Add a Jupyter App on a Kubernetes Cluster that behaves like HPC compute
This tutorial will walk you through creating an interactive Jupyter app that your users will use to launch a Jupyter Notebook Server in a kubernetes cluster. The container will behave much like a HPC compute node. This has the benefit that a single app can serve both traditional HPC as well as Kubernetes.
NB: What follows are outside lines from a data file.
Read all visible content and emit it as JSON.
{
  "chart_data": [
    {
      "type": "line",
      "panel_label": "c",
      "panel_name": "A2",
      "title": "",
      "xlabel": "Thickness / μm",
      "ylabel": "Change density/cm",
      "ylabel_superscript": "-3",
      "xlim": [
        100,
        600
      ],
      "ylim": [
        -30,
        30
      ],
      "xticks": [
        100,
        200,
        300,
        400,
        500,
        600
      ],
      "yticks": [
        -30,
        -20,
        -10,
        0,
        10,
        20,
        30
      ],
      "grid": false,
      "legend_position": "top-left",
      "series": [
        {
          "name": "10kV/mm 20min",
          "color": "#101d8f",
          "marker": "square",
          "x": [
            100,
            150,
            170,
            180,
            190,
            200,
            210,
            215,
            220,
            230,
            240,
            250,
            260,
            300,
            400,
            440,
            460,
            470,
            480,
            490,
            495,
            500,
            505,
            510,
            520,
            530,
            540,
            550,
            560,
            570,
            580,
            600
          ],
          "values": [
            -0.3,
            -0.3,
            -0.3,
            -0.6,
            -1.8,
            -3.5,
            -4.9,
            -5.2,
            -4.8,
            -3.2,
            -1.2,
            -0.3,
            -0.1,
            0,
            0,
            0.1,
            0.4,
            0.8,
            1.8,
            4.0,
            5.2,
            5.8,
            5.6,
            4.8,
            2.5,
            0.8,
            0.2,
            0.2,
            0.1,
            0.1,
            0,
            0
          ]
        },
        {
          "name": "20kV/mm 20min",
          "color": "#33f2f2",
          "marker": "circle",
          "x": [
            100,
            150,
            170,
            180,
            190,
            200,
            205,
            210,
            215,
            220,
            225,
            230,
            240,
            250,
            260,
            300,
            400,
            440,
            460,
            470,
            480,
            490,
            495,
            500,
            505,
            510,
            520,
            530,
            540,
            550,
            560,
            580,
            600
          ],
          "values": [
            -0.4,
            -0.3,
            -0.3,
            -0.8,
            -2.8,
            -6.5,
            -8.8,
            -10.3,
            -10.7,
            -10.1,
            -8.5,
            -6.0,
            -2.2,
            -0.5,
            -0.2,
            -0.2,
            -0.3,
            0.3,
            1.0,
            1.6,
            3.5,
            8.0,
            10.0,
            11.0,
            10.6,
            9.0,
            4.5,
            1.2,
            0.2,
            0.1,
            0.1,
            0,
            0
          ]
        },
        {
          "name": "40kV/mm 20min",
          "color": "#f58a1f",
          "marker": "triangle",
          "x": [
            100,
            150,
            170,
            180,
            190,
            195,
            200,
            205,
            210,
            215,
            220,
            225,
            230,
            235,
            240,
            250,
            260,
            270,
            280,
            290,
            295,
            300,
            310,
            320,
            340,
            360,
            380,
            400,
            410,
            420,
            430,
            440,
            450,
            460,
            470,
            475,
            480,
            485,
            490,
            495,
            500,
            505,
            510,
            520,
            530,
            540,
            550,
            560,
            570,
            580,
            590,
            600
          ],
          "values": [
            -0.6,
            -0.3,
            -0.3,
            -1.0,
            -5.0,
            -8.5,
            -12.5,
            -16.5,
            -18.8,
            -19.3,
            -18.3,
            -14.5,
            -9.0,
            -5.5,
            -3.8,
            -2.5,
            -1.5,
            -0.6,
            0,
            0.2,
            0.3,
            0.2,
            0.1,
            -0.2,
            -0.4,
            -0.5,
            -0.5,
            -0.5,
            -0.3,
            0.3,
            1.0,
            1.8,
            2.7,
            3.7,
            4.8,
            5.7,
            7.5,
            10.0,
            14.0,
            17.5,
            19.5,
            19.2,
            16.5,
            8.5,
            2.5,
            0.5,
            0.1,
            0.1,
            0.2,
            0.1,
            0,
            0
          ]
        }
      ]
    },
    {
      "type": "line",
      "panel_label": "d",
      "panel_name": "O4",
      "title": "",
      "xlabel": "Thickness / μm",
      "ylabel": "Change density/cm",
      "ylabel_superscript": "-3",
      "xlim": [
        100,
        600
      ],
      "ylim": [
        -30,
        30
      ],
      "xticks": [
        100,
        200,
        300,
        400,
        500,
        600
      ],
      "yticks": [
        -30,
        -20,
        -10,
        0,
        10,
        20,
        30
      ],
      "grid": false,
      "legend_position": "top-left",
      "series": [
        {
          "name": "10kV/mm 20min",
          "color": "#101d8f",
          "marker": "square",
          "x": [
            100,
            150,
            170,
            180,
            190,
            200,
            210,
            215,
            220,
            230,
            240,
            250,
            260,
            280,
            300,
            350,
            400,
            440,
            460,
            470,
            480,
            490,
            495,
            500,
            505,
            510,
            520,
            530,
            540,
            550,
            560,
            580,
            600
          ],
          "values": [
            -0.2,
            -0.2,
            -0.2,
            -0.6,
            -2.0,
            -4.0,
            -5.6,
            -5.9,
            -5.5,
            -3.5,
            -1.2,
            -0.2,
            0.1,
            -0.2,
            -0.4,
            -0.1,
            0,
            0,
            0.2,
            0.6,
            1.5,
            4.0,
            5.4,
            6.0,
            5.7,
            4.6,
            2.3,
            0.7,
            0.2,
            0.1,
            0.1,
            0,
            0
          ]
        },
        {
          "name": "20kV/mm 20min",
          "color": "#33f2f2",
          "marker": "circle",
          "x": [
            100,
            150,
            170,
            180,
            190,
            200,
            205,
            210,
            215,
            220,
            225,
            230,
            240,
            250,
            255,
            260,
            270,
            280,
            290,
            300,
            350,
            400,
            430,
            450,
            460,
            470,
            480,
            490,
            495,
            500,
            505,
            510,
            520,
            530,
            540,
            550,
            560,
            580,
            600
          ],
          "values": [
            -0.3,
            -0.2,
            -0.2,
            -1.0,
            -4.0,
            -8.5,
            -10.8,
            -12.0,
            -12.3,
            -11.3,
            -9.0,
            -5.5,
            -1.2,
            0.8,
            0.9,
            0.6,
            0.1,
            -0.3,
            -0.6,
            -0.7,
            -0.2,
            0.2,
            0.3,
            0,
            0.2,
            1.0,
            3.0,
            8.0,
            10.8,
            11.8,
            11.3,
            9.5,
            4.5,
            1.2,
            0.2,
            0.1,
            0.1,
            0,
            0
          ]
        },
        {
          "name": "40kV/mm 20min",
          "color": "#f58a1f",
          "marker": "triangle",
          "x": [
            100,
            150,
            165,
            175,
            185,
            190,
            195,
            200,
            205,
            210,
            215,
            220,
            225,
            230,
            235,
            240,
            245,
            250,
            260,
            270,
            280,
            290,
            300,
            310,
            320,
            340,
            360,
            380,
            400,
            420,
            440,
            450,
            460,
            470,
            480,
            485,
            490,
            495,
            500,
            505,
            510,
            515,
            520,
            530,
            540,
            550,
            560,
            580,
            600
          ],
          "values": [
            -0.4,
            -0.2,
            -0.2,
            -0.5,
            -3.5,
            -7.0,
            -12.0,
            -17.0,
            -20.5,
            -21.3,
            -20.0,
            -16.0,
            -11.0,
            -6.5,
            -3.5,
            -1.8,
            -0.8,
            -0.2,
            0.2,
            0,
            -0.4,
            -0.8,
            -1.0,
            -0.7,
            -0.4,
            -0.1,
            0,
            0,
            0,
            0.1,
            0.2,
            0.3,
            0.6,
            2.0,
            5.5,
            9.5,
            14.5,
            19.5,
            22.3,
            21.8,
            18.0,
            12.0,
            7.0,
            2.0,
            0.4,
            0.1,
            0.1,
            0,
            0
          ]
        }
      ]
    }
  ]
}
It assumes you have a working understanding of app development already. The purpose of this document is to describe how to write apps specifically for a kubernetes cluster, so it skips a lot of important details about app development that may be found in other tutorials like Add a Jupyter App.
We’re going to be looking at the bc osc jupyter app which is OSC’s production Jupyter app. You can fork, clone and modify for your site. This page also holds the submit yml in full for reference.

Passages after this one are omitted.